Mereka itu orang-orang Rusia yang cinta mati kepada Indonesia. Mereka pernah bersinggungan dengan negeri ini, menyesap aroma dan deru Jakarta, dan kota-kota kecil di Sumatera dan Jawa, pada sebuah masa, sekitar 40 atau 60 tahun yang lalu. Pada waktu itu, Indonesia dan Rusia menjalin hubungan yang erat.
Tapi ada juga mahasiswi Universitas Moskwa yang baru bisa berharap berkunjung ke pesantren-pesantren di Jawa, yang pengetahuannya terhadap tradisi dan kepercayaan Jawa kuno begitu mencengangkan. Ia fasih mengurai filsafat agama di zaman Majapahit yang belum tersentuh pengaruh Hindu atau Budha, bahkan Islam.
Orang-orang ini hadir dan bersaksi tentang Indonesia yang mereka kenal dalam film Gerimis Kenangan dari Sahabat Terlupakan. Mereka bersaksi di depan kamera Seno Joko Suyono, teman sekantor yang dahsyat, tentang kapal-kapal selam yang masuk Indonesia di zaman Trikora. Mereka menceritakan pengalaman menjalin hubungan dengan penulis, pejabat, dan tokoh terkenal Indonesia yang sosoknya bahkan tak diajarkan di sekolah-sekolah.
Mereka berbicara dalam bahasa Indonesia yang sempurna. Mereka membandingkan Indonesia sekarang dan Rusia zaman kiwari. Seno, yang menguras tabungannya untuk membuat dokumenter ini, merekam denyut Moskow di pagi dan malam hari, ketika toko-toko suvenir mulai buka di samping butik Esprit yang mencorong, di dekat McDonald yang memajang poster Lenin di huruf M-nya. "Indonesia selalu sama dengan Rusia," kata sebuah suara.
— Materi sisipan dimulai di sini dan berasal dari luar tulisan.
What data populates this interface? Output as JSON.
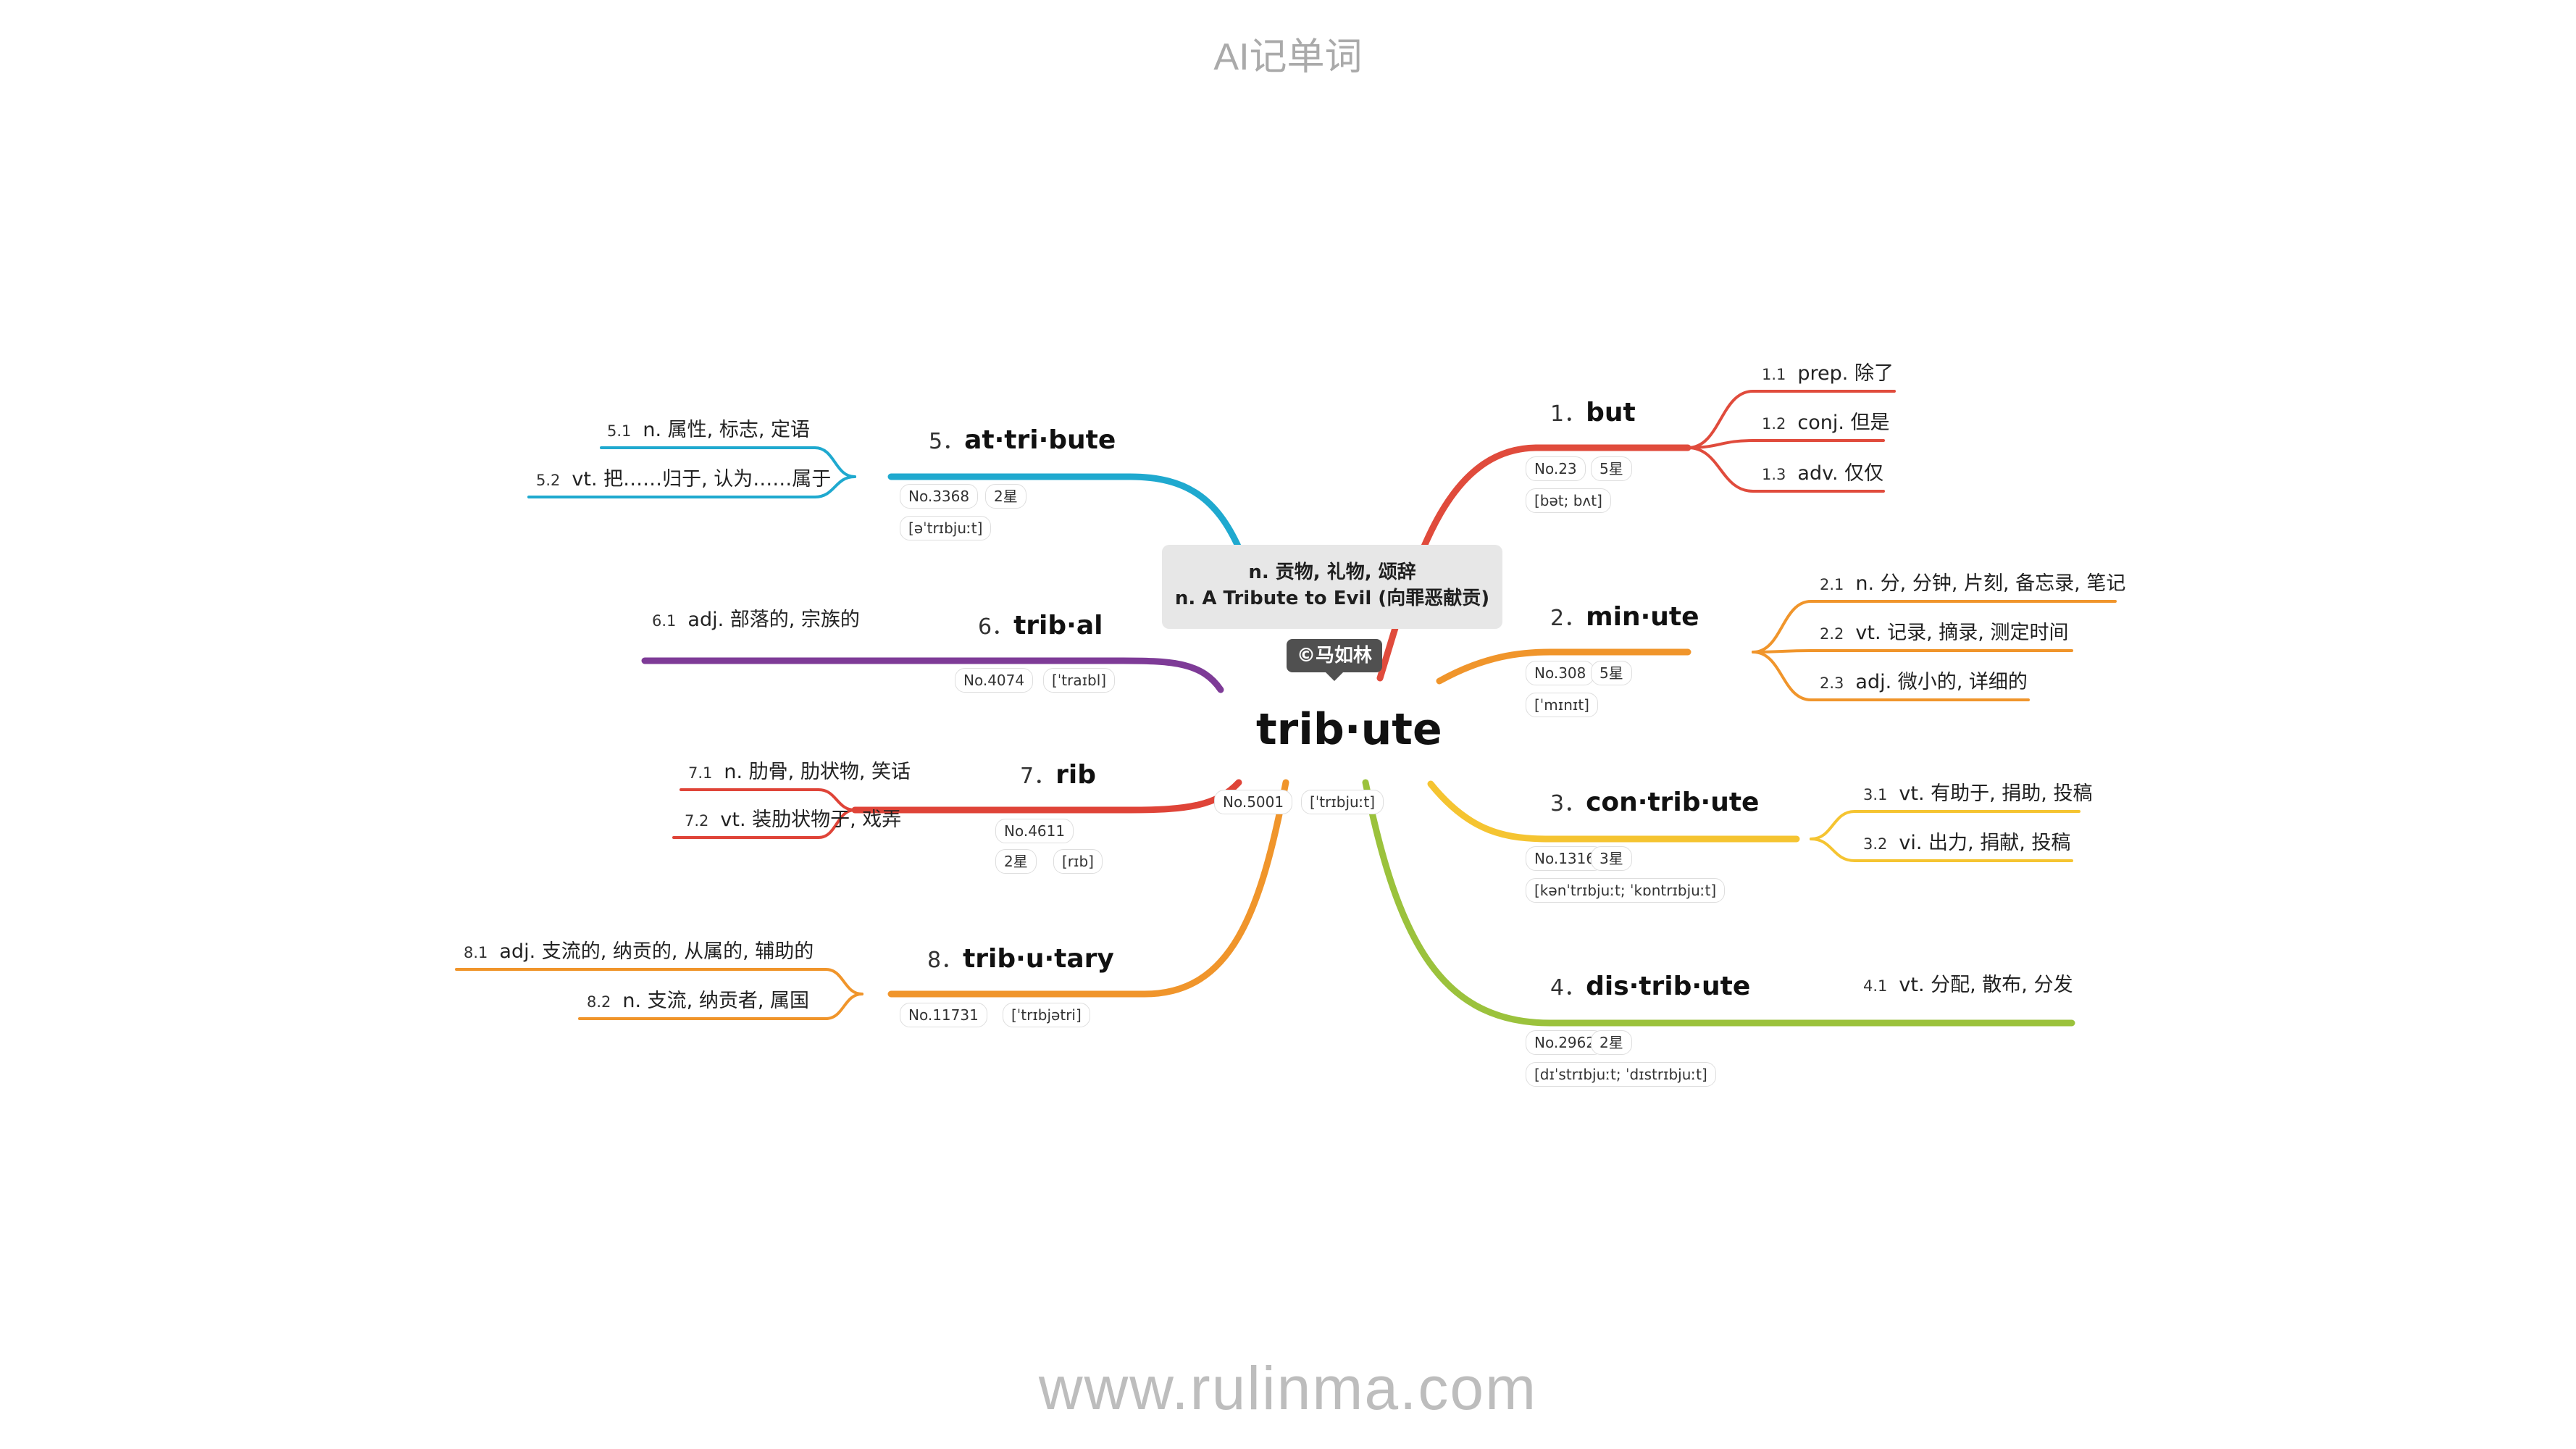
{
  "header": {
    "title": "AI记单词"
  },
  "footer": {
    "url": "www.rulinma.com"
  },
  "center": {
    "word": "trib·ute",
    "definitions": [
      "n. 贡物, 礼物, 颂辞",
      "n. A Tribute to Evil (向罪恶献贡)"
    ],
    "author": "©马如林",
    "rank": "No.5001",
    "phonetic": "[ˈtrɪbjuːt]"
  },
  "branches": [
    {
      "num": "1．",
      "word": "but",
      "rank": "No.23",
      "stars": "5星",
      "phonetic": "[bət; bʌt]",
      "color": "#e04b3c",
      "senses": [
        {
          "id": "1.1",
          "text": "prep. 除了"
        },
        {
          "id": "1.2",
          "text": "conj. 但是"
        },
        {
          "id": "1.3",
          "text": "adv. 仅仅"
        }
      ]
    },
    {
      "num": "2．",
      "word": "min·ute",
      "rank": "No.308",
      "stars": "5星",
      "phonetic": "[ˈmɪnɪt]",
      "color": "#f0952b",
      "senses": [
        {
          "id": "2.1",
          "text": "n. 分, 分钟, 片刻, 备忘录, 笔记"
        },
        {
          "id": "2.2",
          "text": "vt. 记录, 摘录, 测定时间"
        },
        {
          "id": "2.3",
          "text": "adj. 微小的, 详细的"
        }
      ]
    },
    {
      "num": "3．",
      "word": "con·trib·ute",
      "rank": "No.1316",
      "stars": "3星",
      "phonetic": "[kənˈtrɪbjuːt; ˈkɒntrɪbjuːt]",
      "color": "#f5c431",
      "senses": [
        {
          "id": "3.1",
          "text": "vt. 有助于, 捐助, 投稿"
        },
        {
          "id": "3.2",
          "text": "vi. 出力, 捐献, 投稿"
        }
      ]
    },
    {
      "num": "4．",
      "word": "dis·trib·ute",
      "rank": "No.2962",
      "stars": "2星",
      "phonetic": "[dɪˈstrɪbjuːt; ˈdɪstrɪbjuːt]",
      "color": "#9bc23c",
      "senses": [
        {
          "id": "4.1",
          "text": "vt. 分配, 散布, 分发"
        }
      ]
    },
    {
      "num": "5．",
      "word": "at·tri·bute",
      "rank": "No.3368",
      "stars": "2星",
      "phonetic": "[əˈtrɪbjuːt]",
      "color": "#1fa9cf",
      "senses": [
        {
          "id": "5.1",
          "text": "n. 属性, 标志, 定语"
        },
        {
          "id": "5.2",
          "text": "vt. 把……归于, 认为……属于"
        }
      ]
    },
    {
      "num": "6．",
      "word": "trib·al",
      "rank": "No.4074",
      "phonetic": "[ˈtraɪbl]",
      "color": "#7e3b97",
      "senses": [
        {
          "id": "6.1",
          "text": "adj. 部落的, 宗族的"
        }
      ]
    },
    {
      "num": "7．",
      "word": "rib",
      "rank": "No.4611",
      "stars": "2星",
      "phonetic": "[rɪb]",
      "color": "#df4438",
      "senses": [
        {
          "id": "7.1",
          "text": "n. 肋骨, 肋状物, 笑话"
        },
        {
          "id": "7.2",
          "text": "vt. 装肋状物于, 戏弄"
        }
      ]
    },
    {
      "num": "8．",
      "word": "trib·u·tary",
      "rank": "No.11731",
      "phonetic": "[ˈtrɪbjətri]",
      "color": "#f0952b",
      "senses": [
        {
          "id": "8.1",
          "text": "adj. 支流的, 纳贡的, 从属的, 辅助的"
        },
        {
          "id": "8.2",
          "text": "n. 支流, 纳贡者, 属国"
        }
      ]
    }
  ]
}
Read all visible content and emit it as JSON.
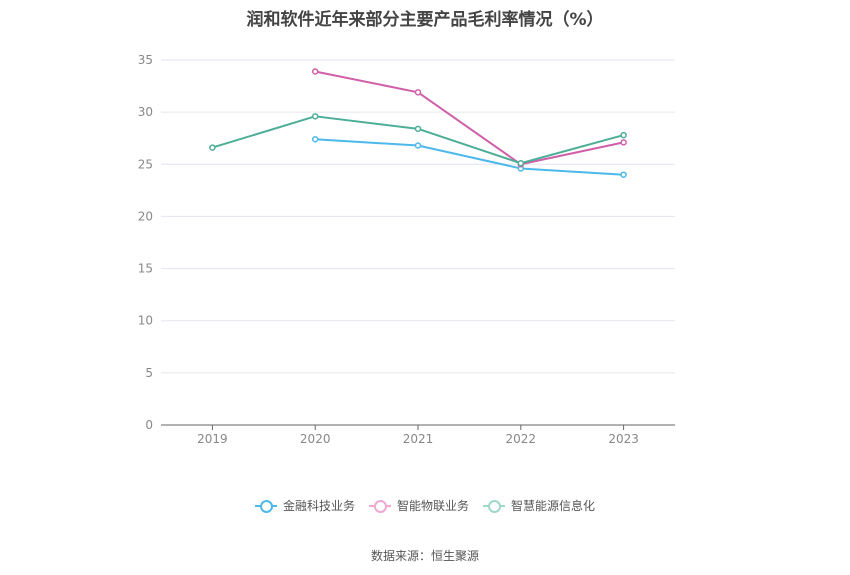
{
  "chart_data": {
    "type": "line",
    "title": "润和软件近年来部分主要产品毛利率情况（%）",
    "categories": [
      "2019",
      "2020",
      "2021",
      "2022",
      "2023"
    ],
    "ylim": [
      0,
      35
    ],
    "yticks": [
      0,
      5,
      10,
      15,
      20,
      25,
      30,
      35
    ],
    "grid": true,
    "legend_position": "bottom",
    "series": [
      {
        "name": "金融科技业务",
        "color": "#4db8ea",
        "values": [
          null,
          27.4,
          26.8,
          24.6,
          24.0
        ]
      },
      {
        "name": "智能物联业务",
        "color": "#d05fa8",
        "values": [
          null,
          33.9,
          31.9,
          25.0,
          27.1
        ]
      },
      {
        "name": "智慧能源信息化",
        "color": "#4dae98",
        "values": [
          26.6,
          29.6,
          28.4,
          25.1,
          27.8
        ]
      }
    ]
  },
  "legend_marker_colors": {
    "金融科技业务": "#4db8ea",
    "智能物联业务": "#f0a8d0",
    "智慧能源信息化": "#9ed8c8"
  },
  "source": "数据来源：恒生聚源"
}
Indonesia, kata suara yang lain, dulu dan sekarang berjalan dalam sejarah yang sama. Ketika pengaruh komunis sudah sirna, dan kapitalisme berkibar, dua negara ini punya presiden yang populer dalam pemerintahan yang kurang disukai. Dan Rusia dan Indonesia kini sama-sama menapaki jalan demokrasi yang sulit. "Orang Indonesia dan Rusia sebenarnya tak pernah ikhlas menjalankan kapitalisme."
Kelompok drumband itu baru saja menyelesaikan refrain Indonesia Raya. Kamera bergerak ke arah St. Petersburg yang tertimbun salju. Rusia, sahabat Indonesia yang kini hampir terlupakan itu, mengigil dalam gerimis.